Toni era inoltre perfettamente conscio che a motivo della sua situazione eccezionale poteva offrire un sostegno particolare ad altre persone per incoraggiarle nella loro fede. Ricevette un gran numero di visitatori al suo capezzale. Ben lontano dal cercare compassione, si preoccupava invece dei loro problemi e di ciò che stava loro a cuore. Spesso approfittava della situazione per «andare subito a fondo e parlare di Dio». In questo modo fece sì che più di uno vedesse sotto una luce nuova il proprio rapporto con Dio e decidesse di approfondirlo.

«Gesù si scelse una sorte peggiore»

Nella sua situazione Toni pensava alla sorte che volle scegliersi Gesù Cristo alla fine della Sua vita terrena. Ecco un paragone che lo aiutava a non prendere troppo sul serio la propria malattia: «Dio per amor nostro, coll’Incarnazione, ha scelto per sé la morte in croce; se essere malato di leucemia fosse stato una maggior mostra d’amore, avrebbe scelto questa …». Era sempre molto grato a coloro che pregavano per lui, ma lasciava che fosse il Signore a decidere quante di tali preghiere dovessero andare a suo giovamento e quante invece – si esprimeva così – andassero deviate «per intenzioni ben più serie e importanti».
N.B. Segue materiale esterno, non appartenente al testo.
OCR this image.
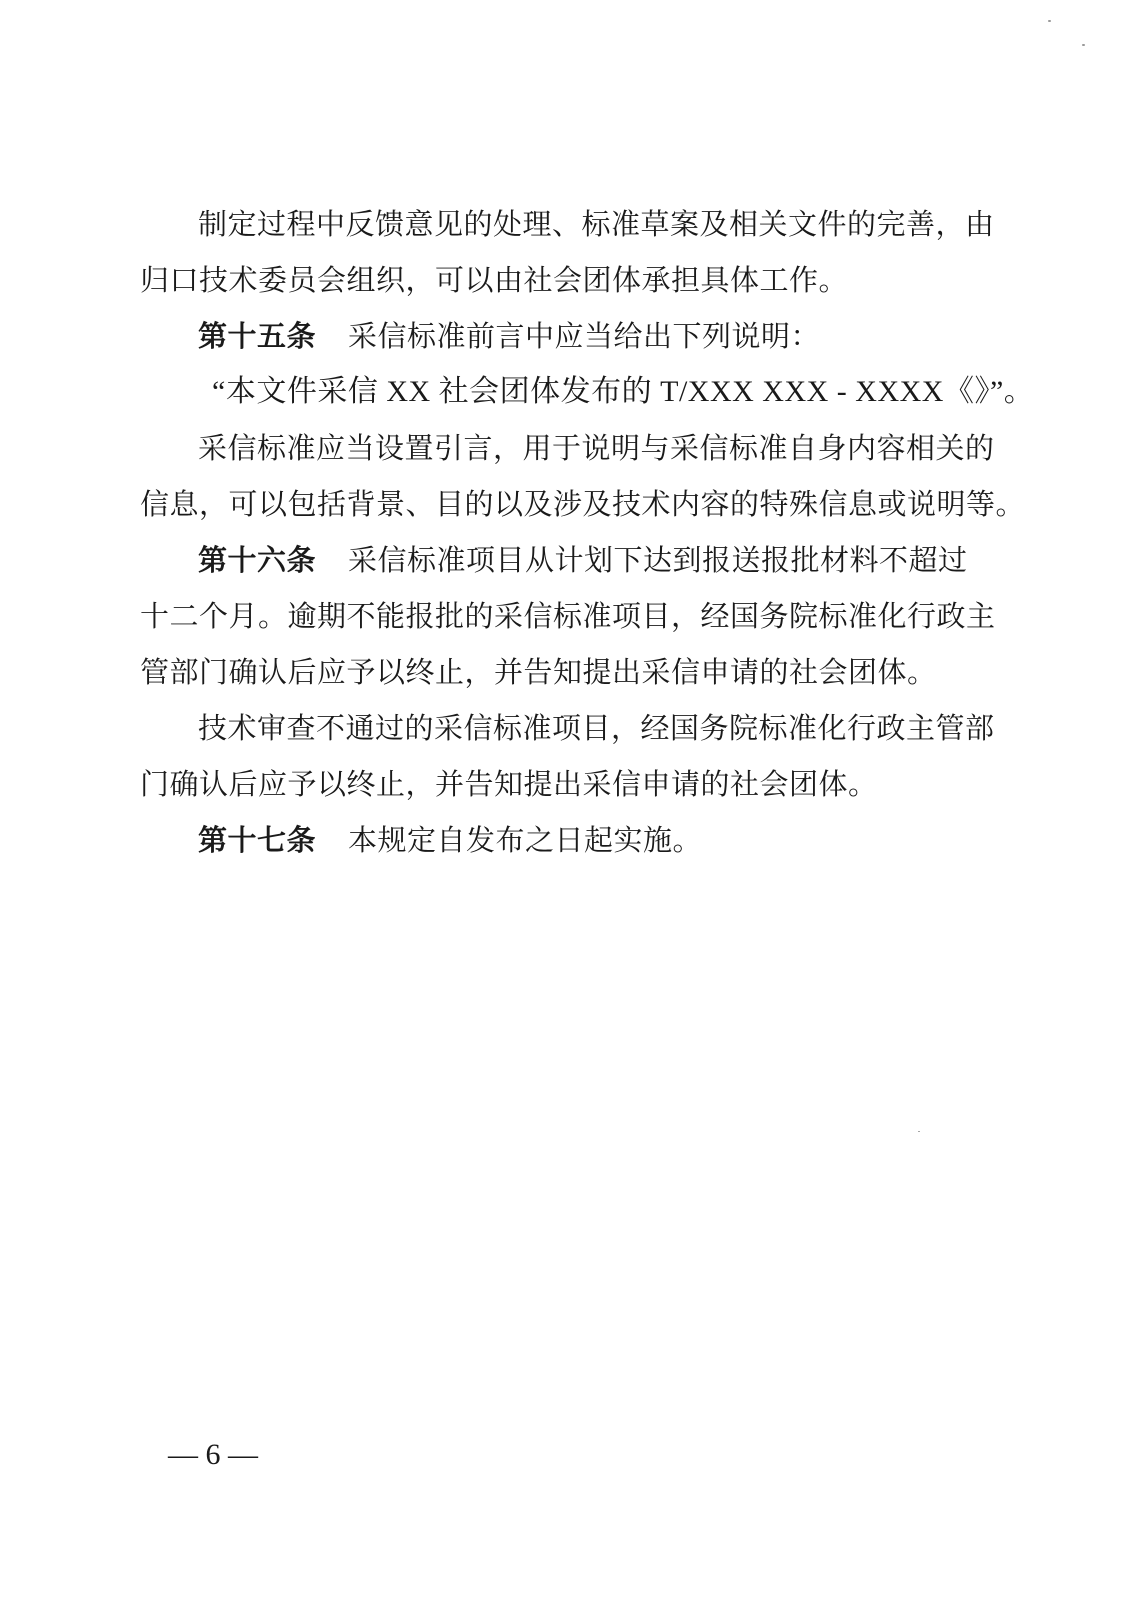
制定过程中反馈意见的处理、标准草案及相关文件的完善，由
归口技术委员会组织，可以由社会团体承担具体工作。
第十五条 采信标准前言中应当给出下列说明：
“本文件采信 XX 社会团体发布的 T/XXX XXX - XXXX《》”。
采信标准应当设置引言，用于说明与采信标准自身内容相关的
信息，可以包括背景、目的以及涉及技术内容的特殊信息或说明等。
第十六条 采信标准项目从计划下达到报送报批材料不超过
十二个月。逾期不能报批的采信标准项目，经国务院标准化行政主
管部门确认后应予以终止，并告知提出采信申请的社会团体。
技术审查不通过的采信标准项目，经国务院标准化行政主管部
门确认后应予以终止，并告知提出采信申请的社会团体。
第十七条 本规定自发布之日起实施。
— 6 —
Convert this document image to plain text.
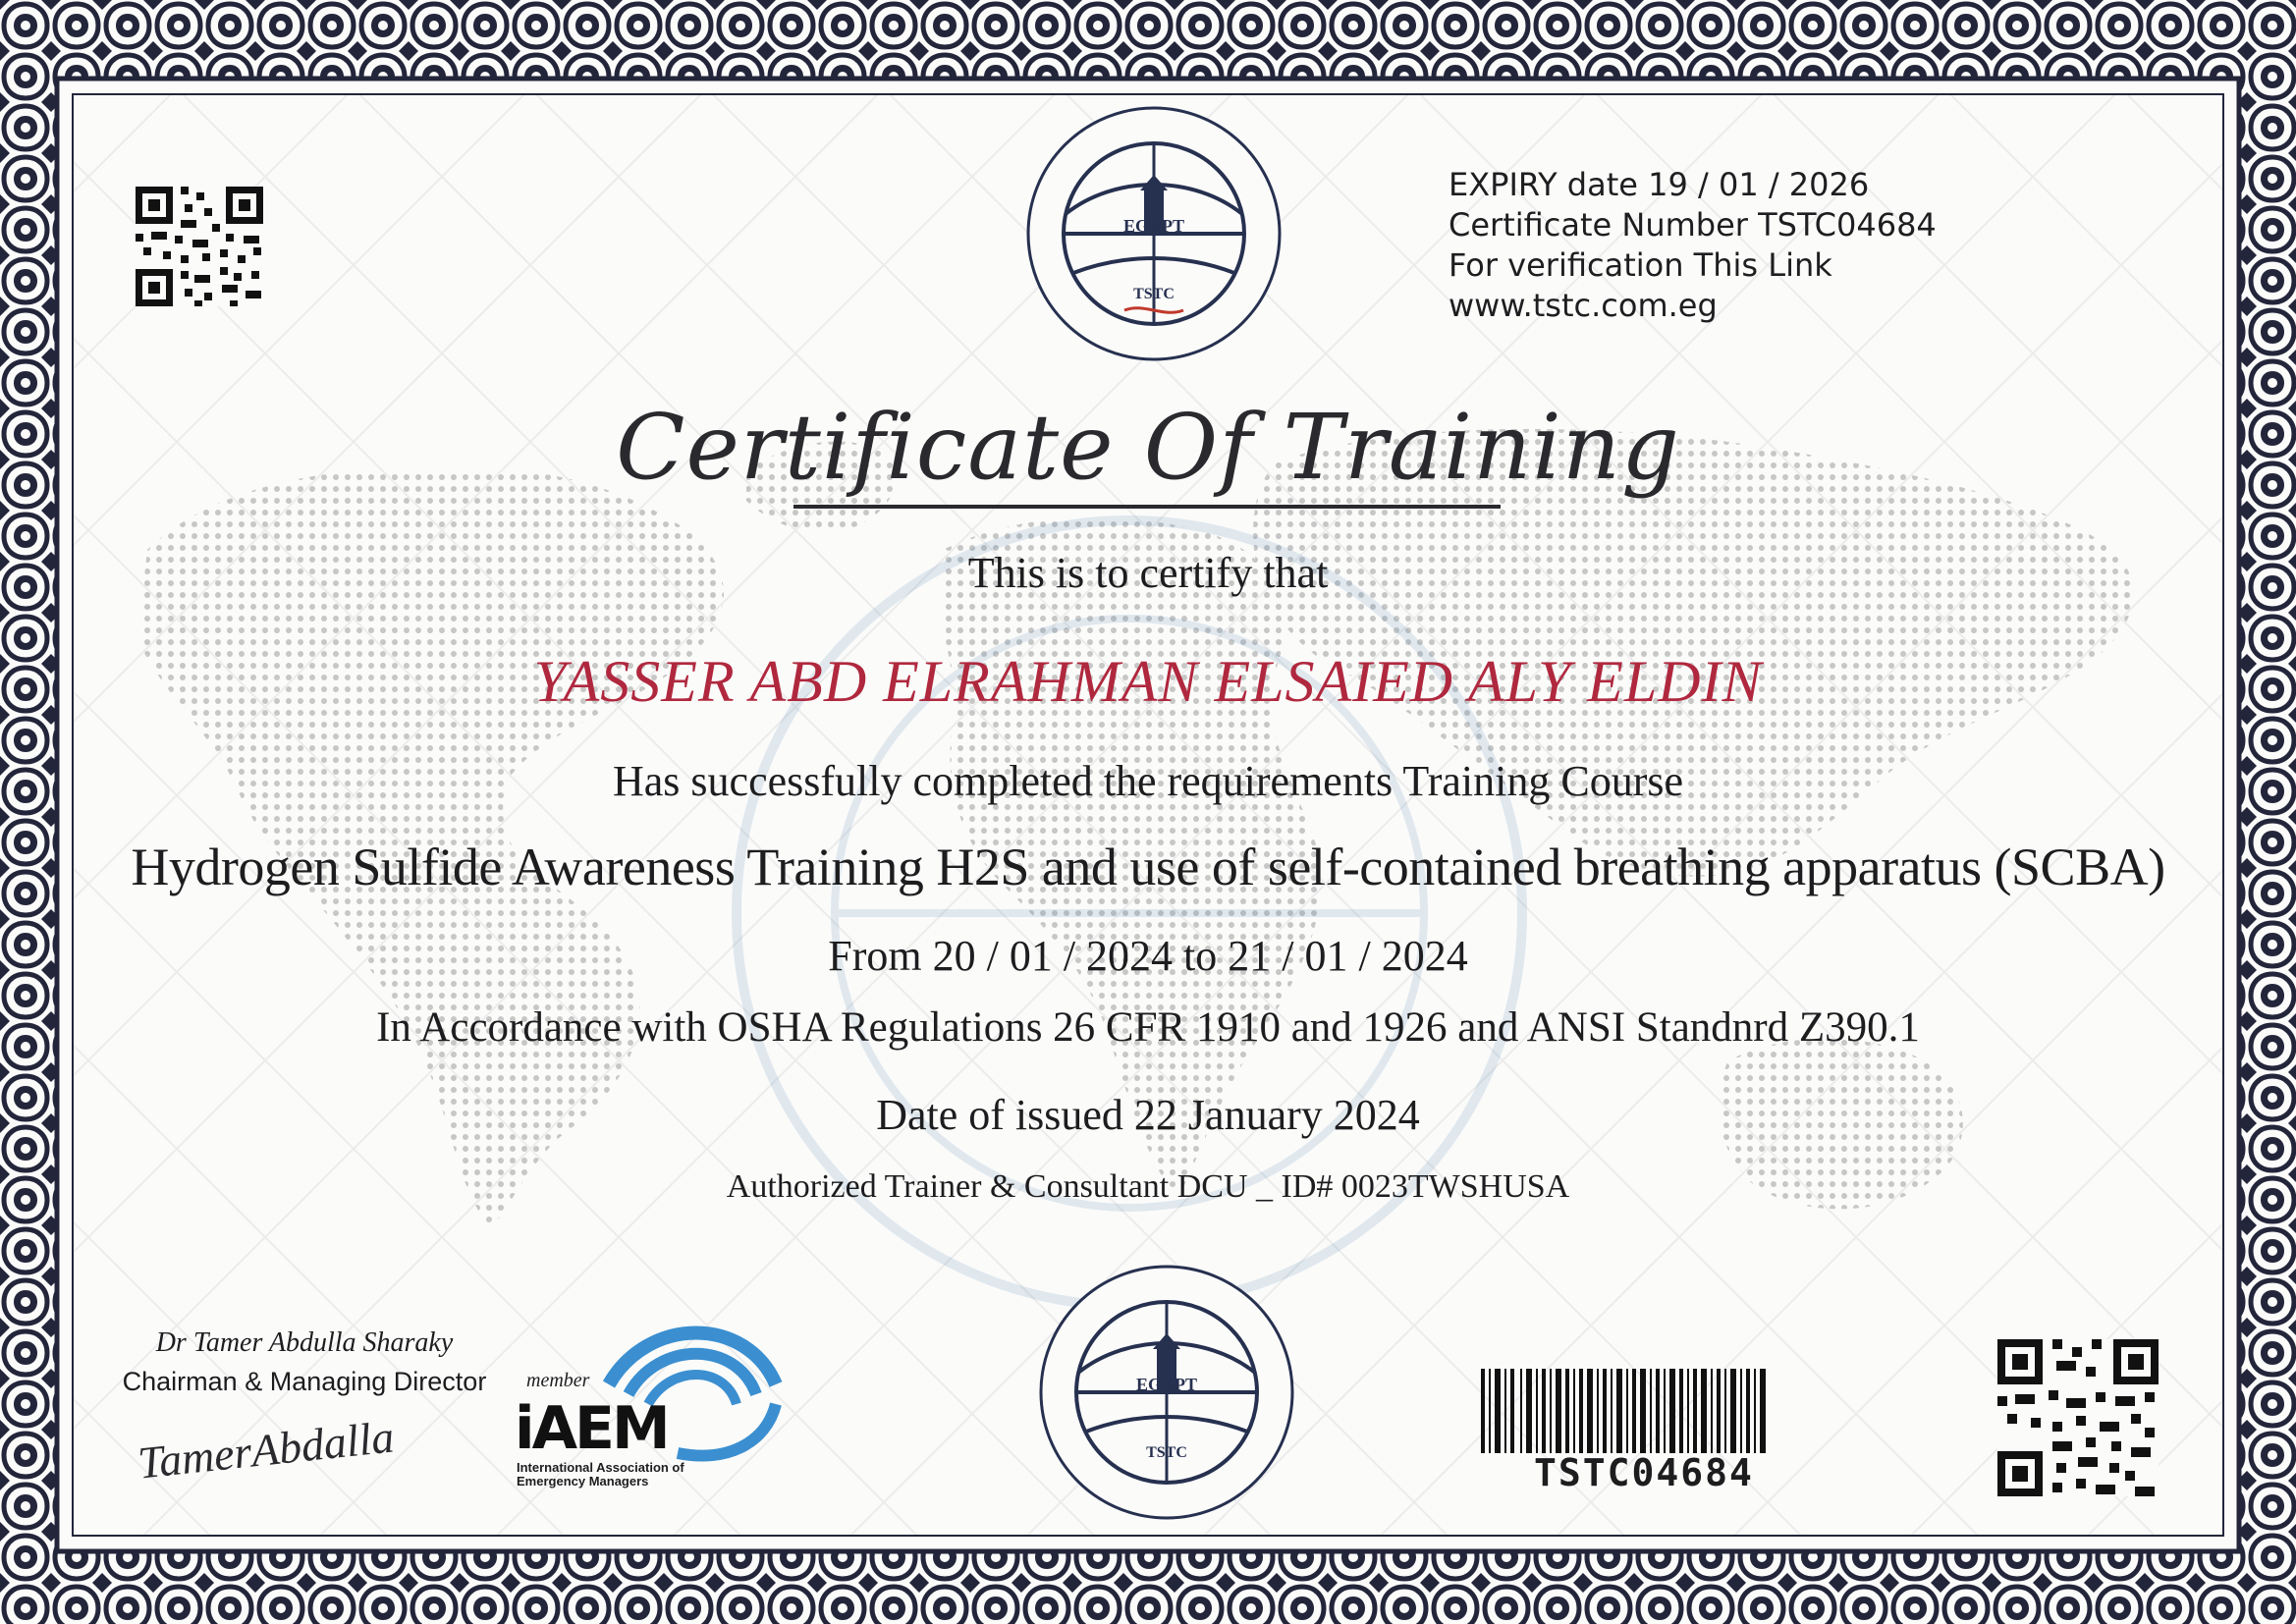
EGYPT
TSTC
EGYPT
TSTC
EXPIRY date 19 / 01 / 2026
Certificate Number TSTC04684
For verification This Link
www.tstc.com.eg
Certificate Of Training
This is to certify that
YASSER ABD ELRAHMAN ELSAIED ALY ELDIN
Has successfully completed the requirements Training Course
Hydrogen Sulfide Awareness Training H2S and use of self-contained breathing apparatus (SCBA)
From 20 / 01 / 2024 to 21 / 01 / 2024
In Accordance with OSHA Regulations 26 CFR 1910 and 1926 and ANSI Standnrd Z390.1
Date of issued 22 January 2024
Authorized Trainer & Consultant DCU _ ID# 0023TWSHUSA
Dr Tamer Abdulla Sharaky
Chairman & Managing Director
TamerAbdalla
member
iAEM
International Association of Emergency Managers	TSTC04684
Nel marzo 1988 ebbe un violento accesso febbrile, con temperature superiori ai 40 gradi. Qualcuno rimase per ore al suo capezzale per raffreddargli la fronte. «È stato magnifico», commentò in seguito: chi l’aveva assistito era stato «come una mamma» per lui. Un anno più tardi scrisse di nuovo al Vescovo del Portillo. Gli parlò dei suoi contatti con ogni genere di persone amiche e terminò osservando: «Come vede: ‘me la passo alla grande’. E procurerò esserLe sempre più vicino, approfittando di questo tesoro che ho, e che per il momento si traduce solo in un po’ più di stanchezza». In un appunto a margine Del Portillo annotò: «E questo malgrado sappia che la sua malattia è giunta alla fase terminale e in qualsiasi momento la situazione può precipitare». Pochi giorni prima della sua morte Toni fu colpito da un’emorragia cerebrale. Di conseguenza di tanto in tanto non riusciva a parlare, malgrado la mente fosse perfettamente lucida. La cosa lo lasciava assolutamente imperturbabile e scherzava: «Il computer funziona ancora, ma la stampante non ce la fa più».

“Una storia d’amore”

La lunga malattia terminò il 24 novembre 1989, quando Toni morì nelle prime ore del mattino. Pochi minuti prima di esalare l’ultimo respiro, con un gesto della mano si accomiatò dai due amici presenti al suo capezzale. Nei giorni precedenti la morte aveva assicurato più volte a una persona di fiducia che la sua vita era stata «una storia d’amore con Dio». Era arrivato ad avere con Lui un rapporto meraviglioso, una cosa che lo commuoveva e per la quale era immensamente grato.

Giunto alla fine della sua vita, Toni era certo di avere trovato la vera felicità: non solo quella che l’uomo si procura da solo e che prima o poi si converte in dolore, bensì la felicità che proviene da Dio e nel dolore giunge alla sua piena perfezione. Sperimentò nella propria anima ciò che qualche anno più tardi il papa Benedetto XVI avrebbe descritto nel suo libro Gesù di Nazareth: «La croce è la vera ‘altezza’. È l’altezza dell’amore ‘sino alla fine’; sulla croce Gesù è all’‘altezza’ di Dio, che è Amore» (Ed. Rizzoli, Milano 2007, p. 399).